Billing for molecular (PCR) testing has become a critical area of focus for clinical laboratories, especially as the Centers for Medicare & Medicaid Services (CMS), Medicare Administrative Contractors (MACs), and the American Medical Association (AMA) offer overlapping — but sometimes conflicting — rules.  

Understanding the nuances of multiplex PCR billing under CMS/NCCI and AMA guidance is essential for compliance and financial stability. 

CMS/NCCI Multiplex PCR Billing Guidelines 

One unit of service for panel tests 

The CMS National Correct Coding Initiative (NCCI) takes a bundled approach to billing multiplex PCR tests. According to Chapter 10 of the NCCI Policy Manual: 

  • If a single method or kit detects multiple organisms, laboratories should report one unit of service (UOS). 
  • For example, a multiplex assay that identifies multiple infectious agents would be billed using CPT 87801. 

Novitas guidance and current enforcement 

Recently, Novitas, a MAC, reiterated this policy in a 2023 educational article. However, there is currently no local coverage determination (LCD) in place to enforce denials for claims that deviate from this standard — at least not yet. 

AMA CPT Coding Rules for PCR Testing 

Coding to the highest level of specificity 

The AMA CPT coding rules lean in a different direction. Their guidance emphasizes specificity: 

When to use analyte-specific codes 

This only applies if results differentiate between organisms. If the assay does not provide organism-level results, the broader CPT 87801 panel code remains correct. In short, the AMA encourages granular billing where possible. 

Conflict Between CMS and AMA on PCR Billing 

Simplicity vs specificity in reimbursement 

The conflict lies in the philosophy of billing: 

  • CMS/NCCI: Panel code = simpler, cheaper for payers. 
  • AMA: Separate analyte-specific codes = more precise, authoritative coding. 

How enforcement varies across MACs 

Both interpretations exist in practice, but enforcement varies across regions and contractors. 

Best Practices for Laboratory Billing Compliance 

Current risk of denials with multiplex panels 

For laboratories, the current environment creates both flexibility and risk. Since Novitas has not yet issued an LCD enforcing strict NCCI edits, claims are not being denied based on panel billing. However, if Novitas or other MACs begins enforcing MUE edits, labs could face sudden denials for incorrectly billed claims. 

Aligning with AMA coding for long-term protection 

The safest approach is to follow AMA’s specificity-first guidance whenever possible. Use analyte-specific CPT codes when organism-level results are available, and default to the panel code only if the assay does not differentiate results. This strategy aligns with coding authorities and positions laboratories for compliance, even if contractors tighten enforcement later. 

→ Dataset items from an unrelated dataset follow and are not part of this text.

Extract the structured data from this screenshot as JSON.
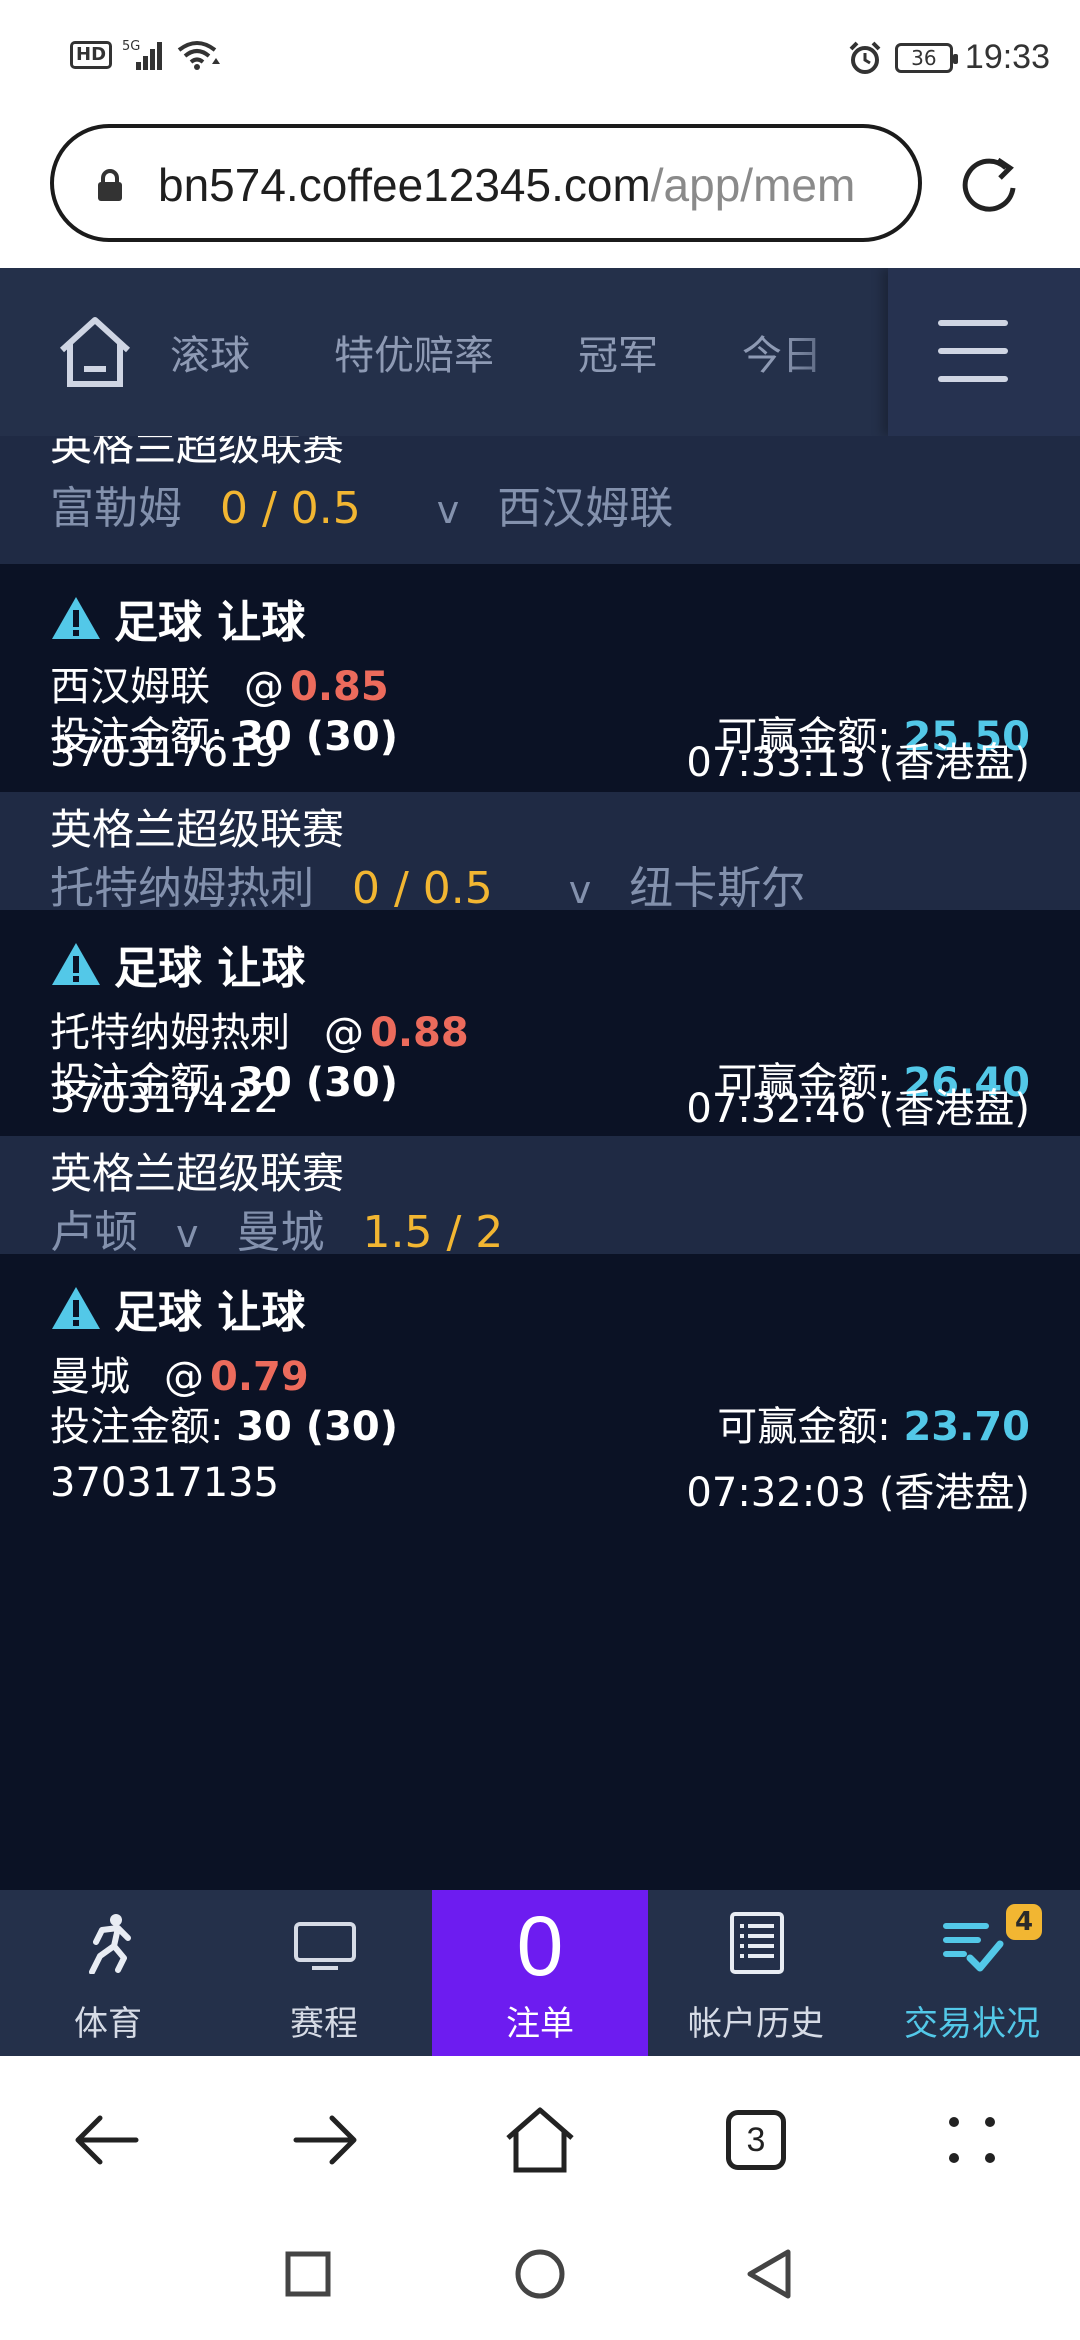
{
  "status_bar": {
    "network": "5G",
    "battery": "36",
    "time": "19:33",
    "icons": [
      "hd-icon",
      "signal-icon",
      "wifi-icon",
      "alarm-icon",
      "battery-icon"
    ]
  },
  "browser": {
    "url_host": "bn574.coffee12345.com",
    "url_path": "/app/mem",
    "tabs_count": "3"
  },
  "site_nav": {
    "tabs": [
      "滚球",
      "特优赔率",
      "冠军",
      "今日"
    ]
  },
  "partial_top": {
    "league": "英格兰超级联赛",
    "home": "富勒姆",
    "handicap": "0 / 0.5",
    "vs": "v",
    "away": "西汉姆联"
  },
  "bets": [
    {
      "bet_type": "足球 让球",
      "pick": "西汉姆联",
      "at": "@",
      "odds": "0.85",
      "stake_label": "投注金额:",
      "stake": "30 (30)",
      "win_label": "可赢金额:",
      "win": "25.50",
      "ticket_id": "370317619",
      "time": "07:33:13 (香港盘)"
    },
    {
      "league": "英格兰超级联赛",
      "home": "托特纳姆热刺",
      "handicap": "0 / 0.5",
      "vs": "v",
      "away": "纽卡斯尔",
      "bet_type": "足球 让球",
      "pick": "托特纳姆热刺",
      "at": "@",
      "odds": "0.88",
      "stake_label": "投注金额:",
      "stake": "30 (30)",
      "win_label": "可赢金额:",
      "win": "26.40",
      "ticket_id": "370317422",
      "time": "07:32:46 (香港盘)"
    },
    {
      "league": "英格兰超级联赛",
      "home": "卢顿",
      "vs": "v",
      "away": "曼城",
      "handicap": "1.5 / 2",
      "bet_type": "足球 让球",
      "pick": "曼城",
      "at": "@",
      "odds": "0.79",
      "stake_label": "投注金额:",
      "stake": "30 (30)",
      "win_label": "可赢金额:",
      "win": "23.70",
      "ticket_id": "370317135",
      "time": "07:32:03 (香港盘)"
    }
  ],
  "site_tabbar": {
    "sports": "体育",
    "schedule": "赛程",
    "betslip_count": "0",
    "betslip": "注单",
    "history": "帐户历史",
    "status": "交易状况",
    "status_badge": "4"
  },
  "colors": {
    "nav_bg": "#24304a",
    "league_bg": "#1f2a44",
    "card_bg": "#0b1225",
    "handicap": "#f2b632",
    "odds": "#ec6b5c",
    "win": "#53c8e8",
    "betslip_bg": "#6d1cf0"
  }
}
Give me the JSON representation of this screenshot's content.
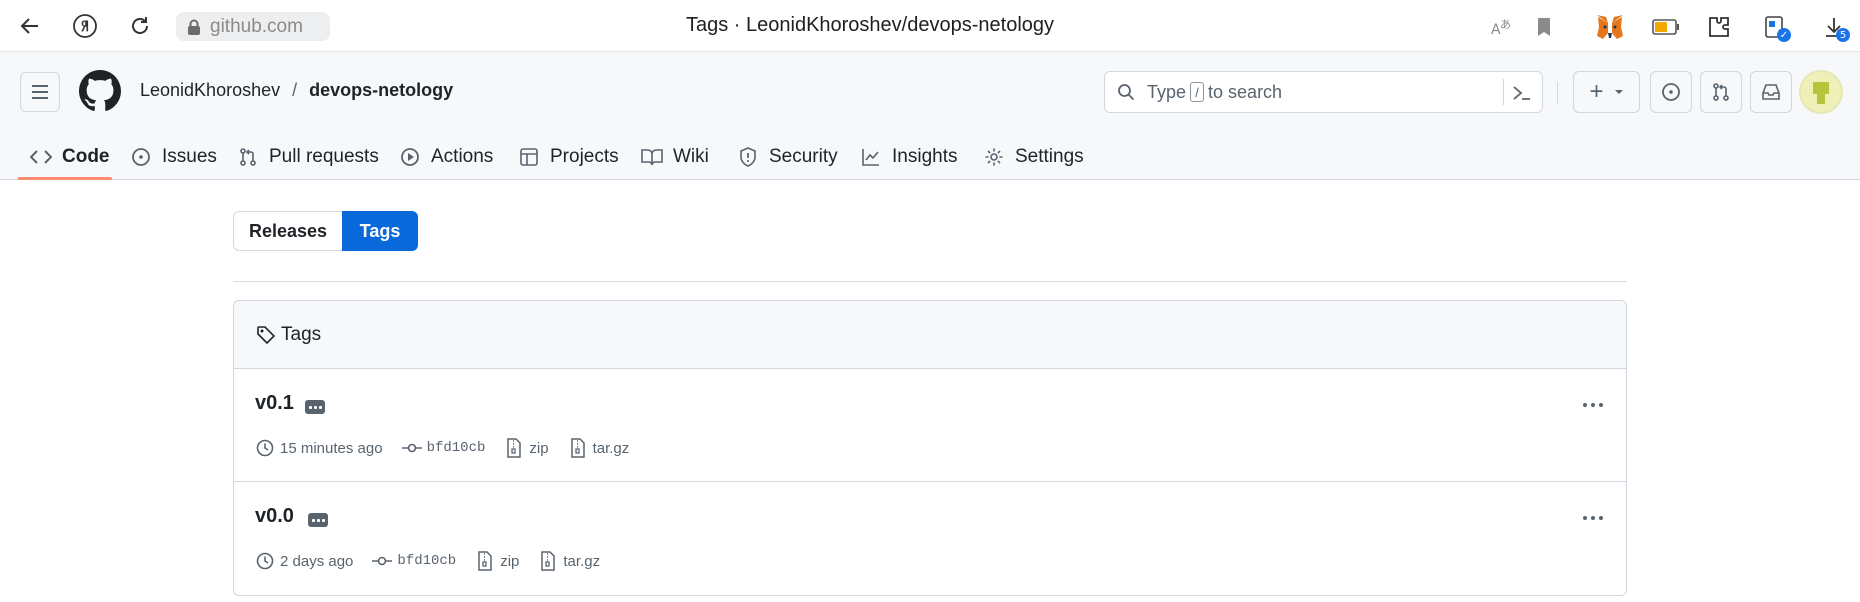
{
  "browser": {
    "url": "github.com",
    "title": "Tags · LeonidKhoroshev/devops-netology",
    "downloads_badge": "5"
  },
  "header": {
    "owner": "LeonidKhoroshev",
    "separator": "/",
    "repo": "devops-netology",
    "search": {
      "placeholder_before": "Type",
      "key": "/",
      "placeholder_after": "to search"
    },
    "plus": "+"
  },
  "nav": {
    "tabs": [
      {
        "label": "Code",
        "icon": "code-icon"
      },
      {
        "label": "Issues",
        "icon": "issue-icon"
      },
      {
        "label": "Pull requests",
        "icon": "pull-request-icon"
      },
      {
        "label": "Actions",
        "icon": "play-icon"
      },
      {
        "label": "Projects",
        "icon": "table-icon"
      },
      {
        "label": "Wiki",
        "icon": "book-icon"
      },
      {
        "label": "Security",
        "icon": "shield-icon"
      },
      {
        "label": "Insights",
        "icon": "graph-icon"
      },
      {
        "label": "Settings",
        "icon": "gear-icon"
      }
    ],
    "active": "Code"
  },
  "segmented": {
    "releases": "Releases",
    "tags": "Tags"
  },
  "tags_box": {
    "title": "Tags",
    "items": [
      {
        "name": "v0.1",
        "time": "15 minutes ago",
        "sha": "bfd10cb",
        "zip": "zip",
        "targz": "tar.gz"
      },
      {
        "name": "v0.0",
        "time": "2 days ago",
        "sha": "bfd10cb",
        "zip": "zip",
        "targz": "tar.gz"
      }
    ]
  },
  "colors": {
    "accent": "#0969da",
    "active_underline": "#fd8c73",
    "header_bg": "#f6f8fa",
    "border": "#d0d7de"
  }
}
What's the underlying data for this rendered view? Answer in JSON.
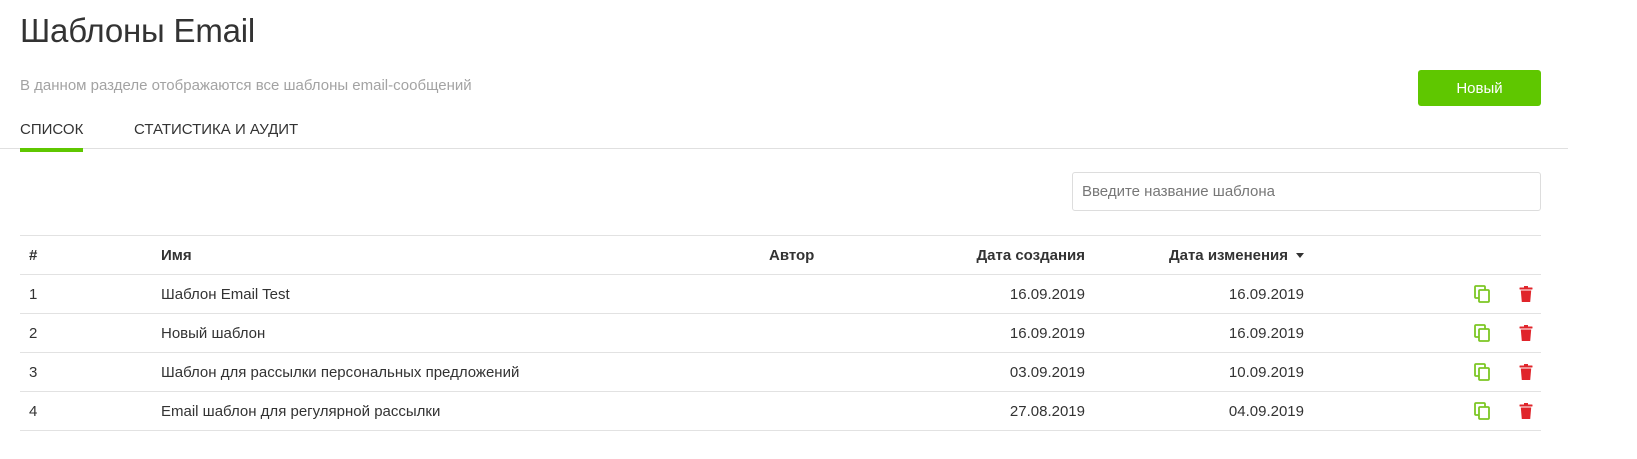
{
  "header": {
    "title": "Шаблоны Email",
    "subtitle": "В данном разделе отображаются все шаблоны email-сообщений",
    "new_button_label": "Новый"
  },
  "tabs": [
    {
      "label": "Список",
      "active": true
    },
    {
      "label": "Статистика и аудит",
      "active": false
    }
  ],
  "search": {
    "placeholder": "Введите название шаблона",
    "value": ""
  },
  "table": {
    "columns": [
      "#",
      "Имя",
      "Автор",
      "Дата создания",
      "Дата изменения"
    ],
    "sort_column": "Дата изменения",
    "sort_direction": "desc",
    "rows": [
      {
        "num": "1",
        "name": "Шаблон Email Test",
        "author": "",
        "created": "16.09.2019",
        "modified": "16.09.2019"
      },
      {
        "num": "2",
        "name": "Новый шаблон",
        "author": "",
        "created": "16.09.2019",
        "modified": "16.09.2019"
      },
      {
        "num": "3",
        "name": "Шаблон для рассылки персональных предложений",
        "author": "",
        "created": "03.09.2019",
        "modified": "10.09.2019"
      },
      {
        "num": "4",
        "name": "Email шаблон для регулярной рассылки",
        "author": "",
        "created": "27.08.2019",
        "modified": "04.09.2019"
      }
    ],
    "row_actions": [
      "copy-icon",
      "trash-icon"
    ]
  },
  "colors": {
    "accent": "#5fc700",
    "copy_icon": "#7cc623",
    "delete_icon": "#e0252b",
    "subtitle_text": "#a3a3a3"
  }
}
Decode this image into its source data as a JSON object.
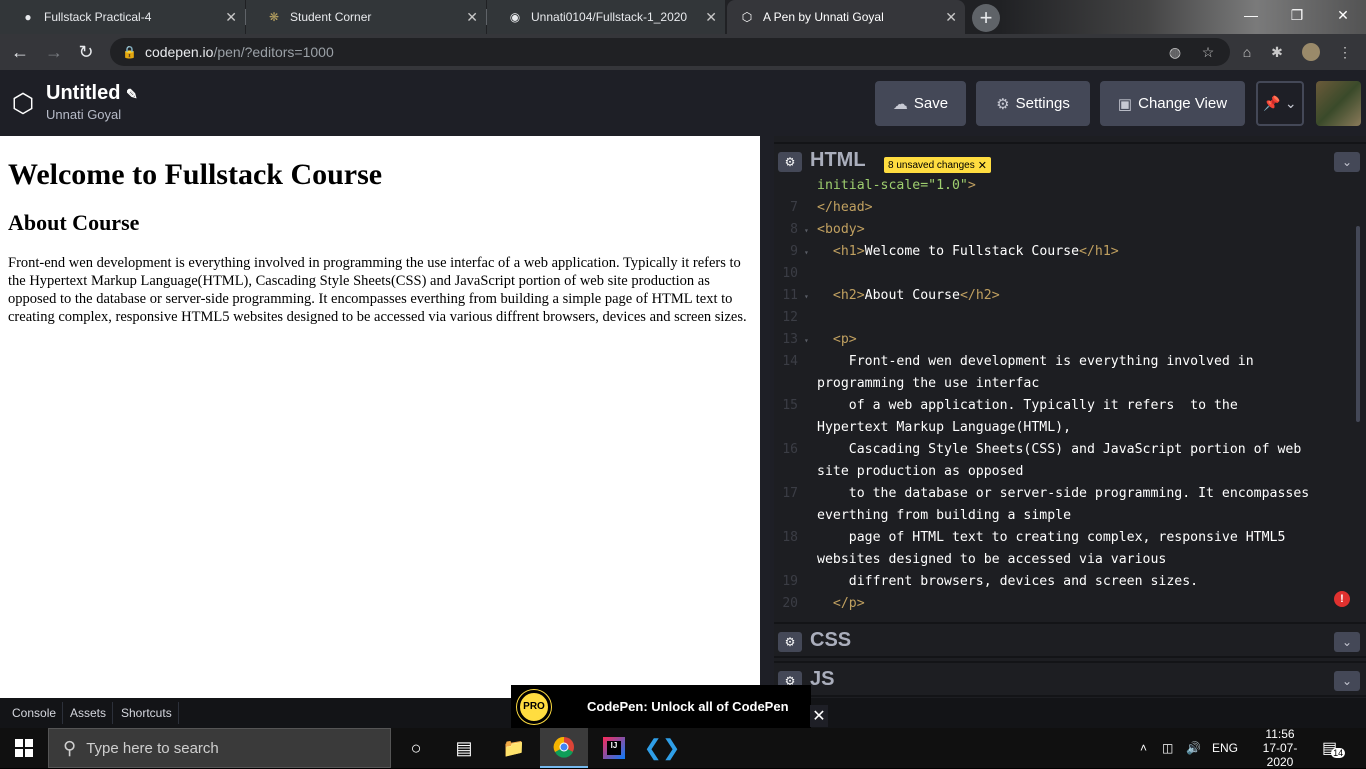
{
  "browser": {
    "tabs": [
      {
        "title": "Fullstack Practical-4",
        "icon": "classroom-icon"
      },
      {
        "title": "Student Corner",
        "icon": "student-icon"
      },
      {
        "title": "Unnati0104/Fullstack-1_2020",
        "icon": "github-icon"
      },
      {
        "title": "A Pen by Unnati Goyal",
        "icon": "codepen-icon",
        "active": true
      }
    ],
    "url_host": "codepen.io",
    "url_path": "/pen/?editors=1000"
  },
  "codepen": {
    "title": "Untitled",
    "user": "Unnati Goyal",
    "buttons": {
      "save": "Save",
      "settings": "Settings",
      "change_view": "Change View"
    }
  },
  "preview": {
    "h1": "Welcome to Fullstack Course",
    "h2": "About Course",
    "p": "Front-end wen development is everything involved in programming the use interfac of a web application. Typically it refers to the Hypertext Markup Language(HTML), Cascading Style Sheets(CSS) and JavaScript portion of web site production as opposed to the database or server-side programming. It encompasses everthing from building a simple page of HTML text to creating complex, responsive HTML5 websites designed to be accessed via various diffrent browsers, devices and screen sizes."
  },
  "editor": {
    "html_label": "HTML",
    "unsaved_badge": "8 unsaved changes",
    "css_label": "CSS",
    "js_label": "JS",
    "lines": [
      {
        "n": "",
        "parts": [
          [
            "str",
            "initial-scale=\"1.0\""
          ],
          [
            "tg",
            ">"
          ]
        ]
      },
      {
        "n": "7",
        "parts": [
          [
            "tg",
            "</head>"
          ]
        ]
      },
      {
        "n": "8",
        "fold": true,
        "parts": [
          [
            "tg",
            "<body>"
          ]
        ]
      },
      {
        "n": "9",
        "fold": true,
        "parts": [
          [
            "tx",
            "  "
          ],
          [
            "tg",
            "<h1>"
          ],
          [
            "tx",
            "Welcome to Fullstack Course"
          ],
          [
            "tg",
            "</h1>"
          ]
        ]
      },
      {
        "n": "10",
        "parts": []
      },
      {
        "n": "11",
        "fold": true,
        "parts": [
          [
            "tx",
            "  "
          ],
          [
            "tg",
            "<h2>"
          ],
          [
            "tx",
            "About Course"
          ],
          [
            "tg",
            "</h2>"
          ]
        ]
      },
      {
        "n": "12",
        "parts": []
      },
      {
        "n": "13",
        "fold": true,
        "parts": [
          [
            "tx",
            "  "
          ],
          [
            "tg",
            "<p>"
          ]
        ]
      },
      {
        "n": "14",
        "parts": [
          [
            "tx",
            "    Front-end wen development is everything involved in"
          ]
        ]
      },
      {
        "n": "",
        "parts": [
          [
            "tx",
            "programming the use interfac"
          ]
        ]
      },
      {
        "n": "15",
        "parts": [
          [
            "tx",
            "    of a web application. Typically it refers  to the"
          ]
        ]
      },
      {
        "n": "",
        "parts": [
          [
            "tx",
            "Hypertext Markup Language(HTML),"
          ]
        ]
      },
      {
        "n": "16",
        "parts": [
          [
            "tx",
            "    Cascading Style Sheets(CSS) and JavaScript portion of web"
          ]
        ]
      },
      {
        "n": "",
        "parts": [
          [
            "tx",
            "site production as opposed"
          ]
        ]
      },
      {
        "n": "17",
        "parts": [
          [
            "tx",
            "    to the database or server-side programming. It encompasses"
          ]
        ]
      },
      {
        "n": "",
        "parts": [
          [
            "tx",
            "everthing from building a simple"
          ]
        ]
      },
      {
        "n": "18",
        "parts": [
          [
            "tx",
            "    page of HTML text to creating complex, responsive HTML5"
          ]
        ]
      },
      {
        "n": "",
        "parts": [
          [
            "tx",
            "websites designed to be accessed via various"
          ]
        ]
      },
      {
        "n": "19",
        "parts": [
          [
            "tx",
            "    diffrent browsers, devices and screen sizes."
          ]
        ]
      },
      {
        "n": "20",
        "parts": [
          [
            "tx",
            "  "
          ],
          [
            "tg",
            "</p>"
          ]
        ]
      }
    ]
  },
  "footer": {
    "console": "Console",
    "assets": "Assets",
    "shortcuts": "Shortcuts",
    "promo_badge": "PRO",
    "promo_text": "CodePen: Unlock all of CodePen"
  },
  "taskbar": {
    "search_placeholder": "Type here to search",
    "lang": "ENG",
    "time": "11:56",
    "date": "17-07-2020",
    "notifications": "14"
  }
}
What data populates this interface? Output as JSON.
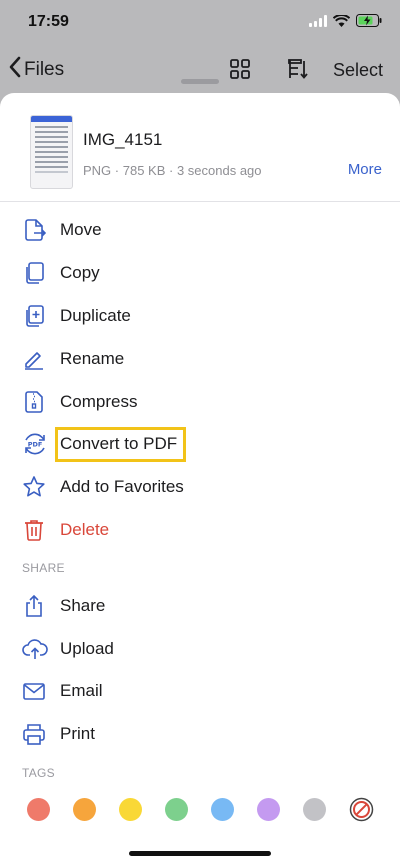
{
  "status": {
    "time": "17:59"
  },
  "nav": {
    "back_label": "Files",
    "select_label": "Select"
  },
  "file": {
    "name": "IMG_4151",
    "type": "PNG",
    "size": "785 KB",
    "modified": "3 seconds ago",
    "separator": " · ",
    "more_label": "More"
  },
  "menu": [
    {
      "label": "Move",
      "icon": "move-icon"
    },
    {
      "label": "Copy",
      "icon": "copy-icon"
    },
    {
      "label": "Duplicate",
      "icon": "duplicate-icon"
    },
    {
      "label": "Rename",
      "icon": "rename-pencil-icon"
    },
    {
      "label": "Compress",
      "icon": "compress-zip-icon"
    },
    {
      "label": "Convert to PDF",
      "icon": "convert-pdf-icon",
      "highlighted": true
    },
    {
      "label": "Add to Favorites",
      "icon": "star-icon"
    },
    {
      "label": "Delete",
      "icon": "trash-icon",
      "danger": true
    }
  ],
  "share_section": {
    "title": "SHARE",
    "items": [
      {
        "label": "Share",
        "icon": "share-icon"
      },
      {
        "label": "Upload",
        "icon": "upload-cloud-icon"
      },
      {
        "label": "Email",
        "icon": "envelope-icon"
      },
      {
        "label": "Print",
        "icon": "printer-icon"
      }
    ]
  },
  "tags_section": {
    "title": "TAGS",
    "colors": [
      "#ef7a6a",
      "#f6a53c",
      "#f9d836",
      "#7dd08d",
      "#78b9f4",
      "#c49af0",
      "#c2c2c6"
    ],
    "none_icon": "no-tag-icon"
  },
  "colors": {
    "accent": "#3a62cc",
    "icon_blue": "#3a5fc2",
    "danger": "#d9473a",
    "highlight": "#f2c318"
  }
}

Key Takeaways for Multiplex PCR Billing 

  • CMS/NCCI recommends one unit of service for multiplex panels. 
  • AMA guidance emphasizes analyte-specific CPT coding where results are distinct. 
  • Novitas has not yet enforced strict denials, but risk remains. 
  • More payers are starting to adopt this policy of one-panel coding. 
  • Laboratories should research and understand payer policies and coding requirements, especially since policies are constantly changing.